There was a large focus on push culture. While tools are great and can help, they don’t mean a thing if there isn’t a company culture to support a bug-free and painless deploy process. Creating this culture early on is important, that includes ensuring that developers are on the hook for the changes they make. The further the developer is from the end product and release date, the less likely they are to be held accountable for their code. Pushers at Facebook ensure that a developer is responsible for their code that day, that week and even if they move to another group within Facebook.
For the geekier viewer the tools part is always fun - we love gadgets! Facebook has built a suite of monitoring tools they use internally to ease the push process. For the most part there are free, open-source and DIY alternatives to a lot of these tools. Facebook is at a much larger scale than many of us, so in my Take Away section I am going to focus more on what you can do to implement these tools and the culture they promote.

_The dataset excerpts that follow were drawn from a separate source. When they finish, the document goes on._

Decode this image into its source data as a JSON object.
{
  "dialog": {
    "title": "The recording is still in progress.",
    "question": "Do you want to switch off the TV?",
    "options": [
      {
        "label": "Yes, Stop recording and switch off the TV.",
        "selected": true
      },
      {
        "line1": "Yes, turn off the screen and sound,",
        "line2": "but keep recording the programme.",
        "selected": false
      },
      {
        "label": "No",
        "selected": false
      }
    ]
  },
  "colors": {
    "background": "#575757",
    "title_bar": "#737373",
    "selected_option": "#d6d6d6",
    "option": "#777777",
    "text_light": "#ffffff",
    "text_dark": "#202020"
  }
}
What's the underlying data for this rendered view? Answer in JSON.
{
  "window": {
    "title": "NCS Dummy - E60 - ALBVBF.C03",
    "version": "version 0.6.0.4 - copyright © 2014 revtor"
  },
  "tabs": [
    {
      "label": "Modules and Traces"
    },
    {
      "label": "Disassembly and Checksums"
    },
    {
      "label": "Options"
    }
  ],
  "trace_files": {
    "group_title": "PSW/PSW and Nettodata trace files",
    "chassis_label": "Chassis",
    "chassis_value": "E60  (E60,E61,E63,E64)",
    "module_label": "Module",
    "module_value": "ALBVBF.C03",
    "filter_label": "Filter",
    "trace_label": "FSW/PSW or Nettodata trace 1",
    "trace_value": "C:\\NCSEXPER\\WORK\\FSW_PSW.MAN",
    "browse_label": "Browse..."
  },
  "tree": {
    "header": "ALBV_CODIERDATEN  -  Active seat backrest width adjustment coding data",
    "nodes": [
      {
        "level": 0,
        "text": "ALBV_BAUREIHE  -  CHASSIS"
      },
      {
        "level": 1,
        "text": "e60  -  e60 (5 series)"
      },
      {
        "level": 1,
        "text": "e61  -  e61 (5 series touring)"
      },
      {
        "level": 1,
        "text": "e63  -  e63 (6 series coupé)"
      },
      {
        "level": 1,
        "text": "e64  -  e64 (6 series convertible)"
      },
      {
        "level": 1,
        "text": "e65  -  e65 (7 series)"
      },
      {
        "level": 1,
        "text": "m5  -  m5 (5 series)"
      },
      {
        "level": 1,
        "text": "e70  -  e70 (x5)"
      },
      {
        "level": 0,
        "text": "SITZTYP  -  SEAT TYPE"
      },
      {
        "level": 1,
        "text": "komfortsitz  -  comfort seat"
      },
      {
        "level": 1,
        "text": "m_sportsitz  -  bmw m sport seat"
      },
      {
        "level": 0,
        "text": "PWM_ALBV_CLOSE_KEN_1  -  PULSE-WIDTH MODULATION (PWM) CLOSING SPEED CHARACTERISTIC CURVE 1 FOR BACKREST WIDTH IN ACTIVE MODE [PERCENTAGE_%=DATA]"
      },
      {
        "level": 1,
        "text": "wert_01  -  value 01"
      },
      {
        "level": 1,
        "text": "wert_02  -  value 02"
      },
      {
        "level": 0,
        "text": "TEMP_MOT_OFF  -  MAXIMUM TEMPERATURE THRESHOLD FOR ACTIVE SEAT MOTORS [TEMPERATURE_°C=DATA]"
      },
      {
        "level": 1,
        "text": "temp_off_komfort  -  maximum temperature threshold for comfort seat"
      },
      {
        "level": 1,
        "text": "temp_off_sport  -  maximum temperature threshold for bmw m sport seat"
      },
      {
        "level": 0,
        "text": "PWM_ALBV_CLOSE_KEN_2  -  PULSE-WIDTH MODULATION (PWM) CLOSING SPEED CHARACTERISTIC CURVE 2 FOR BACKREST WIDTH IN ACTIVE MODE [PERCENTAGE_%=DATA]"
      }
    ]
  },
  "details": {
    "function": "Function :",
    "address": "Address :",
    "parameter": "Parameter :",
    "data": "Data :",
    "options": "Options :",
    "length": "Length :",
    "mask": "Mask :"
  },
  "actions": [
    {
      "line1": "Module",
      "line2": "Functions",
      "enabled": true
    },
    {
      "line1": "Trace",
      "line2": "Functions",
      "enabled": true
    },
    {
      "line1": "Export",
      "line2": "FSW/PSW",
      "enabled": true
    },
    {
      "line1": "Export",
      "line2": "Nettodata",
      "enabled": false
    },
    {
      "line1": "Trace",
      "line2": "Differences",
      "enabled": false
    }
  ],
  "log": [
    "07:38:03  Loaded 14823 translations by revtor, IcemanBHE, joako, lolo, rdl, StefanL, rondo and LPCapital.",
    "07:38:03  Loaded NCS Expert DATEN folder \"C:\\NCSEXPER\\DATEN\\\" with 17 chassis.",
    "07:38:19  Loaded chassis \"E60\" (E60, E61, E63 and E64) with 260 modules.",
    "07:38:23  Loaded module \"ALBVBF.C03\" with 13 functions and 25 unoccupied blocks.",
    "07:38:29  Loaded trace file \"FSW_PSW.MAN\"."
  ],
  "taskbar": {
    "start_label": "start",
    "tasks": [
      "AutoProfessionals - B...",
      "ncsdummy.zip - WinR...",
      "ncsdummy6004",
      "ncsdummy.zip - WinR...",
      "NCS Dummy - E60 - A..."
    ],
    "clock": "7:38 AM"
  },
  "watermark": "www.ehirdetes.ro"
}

The main take away is that if you want to focus on a bug-free push culture it’s important to get developers on the hook for their changes and bring them closer to the final product. The more QA and administration hurdles a piece of code has to go over, the less likely this is to happen. If a developer can see and use his or her changes they are more likely to feel responsible for them and they are more likely to catch bugs. The most important tools that promote this mentality are the shadow branch, error tracking and push karma. The other three tools that I believe are of great importance to a web-application company are TDD/BDD, GateKeeper and Performance Monitoring.
The easiest way to implement shadow-branch is to have a staging server. If you don’t already do this, you should. Staging servers are a great way to ensure that the code you are releasing works in an environment that mimics production as closely as possible. This usually also means using a live or replicated version of a live dataset, an external url (even if it’s only internally available), and replicating things like content-delivery networks and user access patterns.
An error tracking tool is also critical, and it’s important to dedicate someone on your team to track these errors. If you can’t automate notifications so that individual developers are notified of a bug, it’s important to designate one person the task of monitoring errors on your site. If you don’t know there are errors, you aren’t going to fix bugs.
Push Karma is not as critical and I wouldn’t even recommend building a tool to automate this process, but it’s important that someone is aware of who is introducing bugs and who is responsible for them. Some adult person needs to be responsible for determining if a developer has a higher chance of creating bugs, and if they have gone through the appropriate code-review processes and test driven development processes. This ensures that last minute changes and large releases are smoother. It’s important to not publicly or privately shame people. I think creating a stressful environment around bugs is not healthy. You want developers that are creative, happy and not stressed about introducing bugs. But it is important to know who needs a little extra code review and a little bit more time to release a feature.
I think the test automation speaks for itself. If you are developing a large web application you cannot manually test everything and you cannot determine all of the side-effects of your code. Test/Behavior Driven Development means you are ensuring your code will work now and later down the road when someone else makes a change. It’s just common sense.
I believe it’s good to build features with an off-switch, if something goes wrong you want to be able to turn things off. Especially with the prevalence of companies hosting their applications in the cloud, it’s important to think about how you can keep your site running when code or an external service doesn’t work. Every feature should have an off switch that doesn’t require bringing down your website and re-booting.
Studies show that small (under one second) degrade in page performance can result in users walking away. If a user is on your website for entertainment, in other words for something other than checking their bank account, you need to ensure that your site is performant. Make sure you either test performance or monitor it with tools like NewRelic.